Une DA qui voit rouge

Graphiquement, le titre adopte une esthétique en 2D, style animation. Les environnements souffrent toutefois d’une certaine monotonie, la zone de jeu étant largement dominée par des teintes rouges, brunes et oranges. Techniquement, le jeu tournera sans soucis sur les machines actuelles, mais des baisses de la fréquence d’images peuvent survenir sur des configurations informatiques plus typées bureautiques lorsque la taille de la base augmente considérablement, cumulées avec tous les PNJ et effets visuels.

Un son infernal

L’habillage sonore intègre des bruits de travaux (impacts de pioche, mécanismes métalliques) et des plaintes vocales qui soutiennent le registre ironique.
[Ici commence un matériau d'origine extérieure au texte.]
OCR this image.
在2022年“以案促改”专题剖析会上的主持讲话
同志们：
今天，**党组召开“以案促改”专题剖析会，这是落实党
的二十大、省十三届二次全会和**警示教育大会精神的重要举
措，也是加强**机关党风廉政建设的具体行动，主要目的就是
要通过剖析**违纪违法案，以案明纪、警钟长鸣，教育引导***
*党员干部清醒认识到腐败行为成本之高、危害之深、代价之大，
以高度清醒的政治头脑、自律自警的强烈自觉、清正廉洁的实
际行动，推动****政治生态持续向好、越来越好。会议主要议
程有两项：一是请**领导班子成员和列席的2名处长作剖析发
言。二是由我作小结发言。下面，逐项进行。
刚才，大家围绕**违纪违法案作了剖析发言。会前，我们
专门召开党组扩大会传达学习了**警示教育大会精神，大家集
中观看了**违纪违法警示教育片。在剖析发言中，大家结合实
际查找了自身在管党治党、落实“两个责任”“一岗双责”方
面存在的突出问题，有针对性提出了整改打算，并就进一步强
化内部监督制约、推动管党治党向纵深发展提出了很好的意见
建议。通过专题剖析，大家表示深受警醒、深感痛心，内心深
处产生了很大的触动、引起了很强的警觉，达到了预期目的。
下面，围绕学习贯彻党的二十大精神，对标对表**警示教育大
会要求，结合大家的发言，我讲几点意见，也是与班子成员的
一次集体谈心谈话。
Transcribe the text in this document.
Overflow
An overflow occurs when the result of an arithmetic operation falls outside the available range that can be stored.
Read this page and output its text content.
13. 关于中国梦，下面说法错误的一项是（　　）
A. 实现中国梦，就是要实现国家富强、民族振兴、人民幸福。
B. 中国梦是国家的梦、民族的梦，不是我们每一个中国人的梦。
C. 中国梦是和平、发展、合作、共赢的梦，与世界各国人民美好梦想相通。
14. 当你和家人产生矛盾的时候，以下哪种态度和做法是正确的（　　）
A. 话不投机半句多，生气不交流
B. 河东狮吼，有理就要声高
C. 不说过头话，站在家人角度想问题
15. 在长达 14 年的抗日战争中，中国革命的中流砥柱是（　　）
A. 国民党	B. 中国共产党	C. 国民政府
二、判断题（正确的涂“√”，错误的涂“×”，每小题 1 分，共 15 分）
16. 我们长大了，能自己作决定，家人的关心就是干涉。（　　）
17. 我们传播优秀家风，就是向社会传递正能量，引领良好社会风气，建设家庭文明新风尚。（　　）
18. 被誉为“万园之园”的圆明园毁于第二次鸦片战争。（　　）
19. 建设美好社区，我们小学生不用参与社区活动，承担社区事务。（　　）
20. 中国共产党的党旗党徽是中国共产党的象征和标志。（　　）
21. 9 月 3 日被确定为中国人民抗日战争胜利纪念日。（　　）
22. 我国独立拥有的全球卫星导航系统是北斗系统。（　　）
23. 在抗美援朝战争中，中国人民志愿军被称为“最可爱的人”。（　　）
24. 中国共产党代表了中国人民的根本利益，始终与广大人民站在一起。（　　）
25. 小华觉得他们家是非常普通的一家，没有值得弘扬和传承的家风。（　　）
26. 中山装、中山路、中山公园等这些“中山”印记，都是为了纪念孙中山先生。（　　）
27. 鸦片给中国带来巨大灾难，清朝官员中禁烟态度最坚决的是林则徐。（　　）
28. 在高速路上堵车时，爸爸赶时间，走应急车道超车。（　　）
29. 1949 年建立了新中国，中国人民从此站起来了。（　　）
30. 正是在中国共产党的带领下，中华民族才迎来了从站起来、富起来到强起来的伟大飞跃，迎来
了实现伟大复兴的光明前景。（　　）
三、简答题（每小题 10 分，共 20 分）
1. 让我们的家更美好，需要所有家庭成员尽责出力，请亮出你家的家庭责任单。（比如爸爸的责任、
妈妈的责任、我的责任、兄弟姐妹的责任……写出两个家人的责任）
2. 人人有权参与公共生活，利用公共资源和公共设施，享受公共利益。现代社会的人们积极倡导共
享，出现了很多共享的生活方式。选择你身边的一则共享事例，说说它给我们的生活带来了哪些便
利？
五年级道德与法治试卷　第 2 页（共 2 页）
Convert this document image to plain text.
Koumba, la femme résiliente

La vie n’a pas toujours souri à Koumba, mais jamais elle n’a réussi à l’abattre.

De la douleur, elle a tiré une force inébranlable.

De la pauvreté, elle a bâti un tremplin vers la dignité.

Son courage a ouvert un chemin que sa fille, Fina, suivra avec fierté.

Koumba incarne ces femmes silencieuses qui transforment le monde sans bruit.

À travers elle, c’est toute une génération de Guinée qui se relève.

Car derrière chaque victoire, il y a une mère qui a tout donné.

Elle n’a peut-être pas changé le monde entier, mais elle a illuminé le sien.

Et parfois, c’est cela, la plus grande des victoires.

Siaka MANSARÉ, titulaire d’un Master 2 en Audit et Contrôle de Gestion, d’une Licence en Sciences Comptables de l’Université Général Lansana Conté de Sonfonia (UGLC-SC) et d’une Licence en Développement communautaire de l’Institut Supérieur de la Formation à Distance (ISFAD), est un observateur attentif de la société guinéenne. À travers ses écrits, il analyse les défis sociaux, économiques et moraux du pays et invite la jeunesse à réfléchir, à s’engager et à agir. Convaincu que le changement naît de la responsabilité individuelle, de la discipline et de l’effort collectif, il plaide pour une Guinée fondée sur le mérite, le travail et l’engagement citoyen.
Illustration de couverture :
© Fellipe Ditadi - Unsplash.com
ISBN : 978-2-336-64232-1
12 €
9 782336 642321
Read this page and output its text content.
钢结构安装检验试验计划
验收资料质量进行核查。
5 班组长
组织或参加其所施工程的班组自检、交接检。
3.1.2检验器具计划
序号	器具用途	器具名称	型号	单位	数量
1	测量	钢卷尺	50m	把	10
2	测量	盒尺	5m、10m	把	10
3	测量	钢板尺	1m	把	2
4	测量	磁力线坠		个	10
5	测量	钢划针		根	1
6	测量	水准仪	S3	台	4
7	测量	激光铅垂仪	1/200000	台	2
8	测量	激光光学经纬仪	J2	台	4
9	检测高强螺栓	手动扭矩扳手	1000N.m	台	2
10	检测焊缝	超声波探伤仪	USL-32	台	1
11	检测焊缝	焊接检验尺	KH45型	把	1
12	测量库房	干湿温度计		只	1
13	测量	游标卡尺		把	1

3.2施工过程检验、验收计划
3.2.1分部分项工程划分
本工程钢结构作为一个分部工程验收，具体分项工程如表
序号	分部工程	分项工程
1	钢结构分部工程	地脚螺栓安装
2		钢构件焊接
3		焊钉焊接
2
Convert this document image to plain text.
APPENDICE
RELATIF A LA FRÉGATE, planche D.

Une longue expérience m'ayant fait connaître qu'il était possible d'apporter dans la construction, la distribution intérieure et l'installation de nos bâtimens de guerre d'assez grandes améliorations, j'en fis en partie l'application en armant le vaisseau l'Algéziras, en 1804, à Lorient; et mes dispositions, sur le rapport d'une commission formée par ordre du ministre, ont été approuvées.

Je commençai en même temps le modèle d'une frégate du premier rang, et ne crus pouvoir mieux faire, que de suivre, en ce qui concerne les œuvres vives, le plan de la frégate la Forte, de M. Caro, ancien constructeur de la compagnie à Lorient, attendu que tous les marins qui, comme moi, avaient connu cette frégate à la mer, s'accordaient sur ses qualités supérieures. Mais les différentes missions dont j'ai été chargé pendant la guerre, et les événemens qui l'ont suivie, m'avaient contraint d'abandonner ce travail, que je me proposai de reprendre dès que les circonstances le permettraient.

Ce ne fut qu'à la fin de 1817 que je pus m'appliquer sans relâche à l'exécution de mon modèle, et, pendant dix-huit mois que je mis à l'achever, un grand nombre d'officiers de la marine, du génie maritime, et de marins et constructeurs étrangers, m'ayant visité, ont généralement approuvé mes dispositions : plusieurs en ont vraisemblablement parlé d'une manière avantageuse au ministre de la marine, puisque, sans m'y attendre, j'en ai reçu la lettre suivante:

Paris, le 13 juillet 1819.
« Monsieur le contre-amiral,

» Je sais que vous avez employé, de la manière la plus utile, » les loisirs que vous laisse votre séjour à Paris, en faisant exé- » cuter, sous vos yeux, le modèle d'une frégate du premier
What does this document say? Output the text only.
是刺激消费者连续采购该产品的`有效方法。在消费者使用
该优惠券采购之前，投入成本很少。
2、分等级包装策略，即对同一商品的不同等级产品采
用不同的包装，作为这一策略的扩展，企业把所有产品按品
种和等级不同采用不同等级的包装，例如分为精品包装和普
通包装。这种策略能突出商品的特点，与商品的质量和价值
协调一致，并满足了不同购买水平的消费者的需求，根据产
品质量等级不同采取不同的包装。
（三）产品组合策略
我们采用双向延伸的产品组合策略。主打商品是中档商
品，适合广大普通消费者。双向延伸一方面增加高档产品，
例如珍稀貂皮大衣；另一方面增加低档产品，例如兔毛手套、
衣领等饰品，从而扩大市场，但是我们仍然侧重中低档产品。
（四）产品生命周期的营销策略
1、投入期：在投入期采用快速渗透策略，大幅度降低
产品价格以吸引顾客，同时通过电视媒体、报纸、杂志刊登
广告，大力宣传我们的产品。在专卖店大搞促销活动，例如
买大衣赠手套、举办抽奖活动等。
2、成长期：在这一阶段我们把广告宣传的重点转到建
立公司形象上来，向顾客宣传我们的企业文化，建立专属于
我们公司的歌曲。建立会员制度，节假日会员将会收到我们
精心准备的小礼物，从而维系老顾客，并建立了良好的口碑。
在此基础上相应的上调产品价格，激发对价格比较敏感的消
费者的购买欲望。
Les musiques alternent entre rythmiques jazz et tonalités caverneuses. Le titre bénéficie d’un doublage vocal en anglais accompagné de textes en français.

Soucis Administratif

Hell Architect constitue une introduction fonctionnelle aux bases de la gestion de colonie. Le cadre atypique et les mécaniques simples divertissent durant les dix premières heures. Sur le long terme, le manque d’embranchements technologiques complexes, l’absence de règles physiques avancées et la répétitivité visuelle et sonore limitent l’évolution de la colonie. Un manque de profondeur qui finit par transformer la session de jeu en une véritable petite pénitence… Un comble, finalement, pour un simulateur d’administration infernale !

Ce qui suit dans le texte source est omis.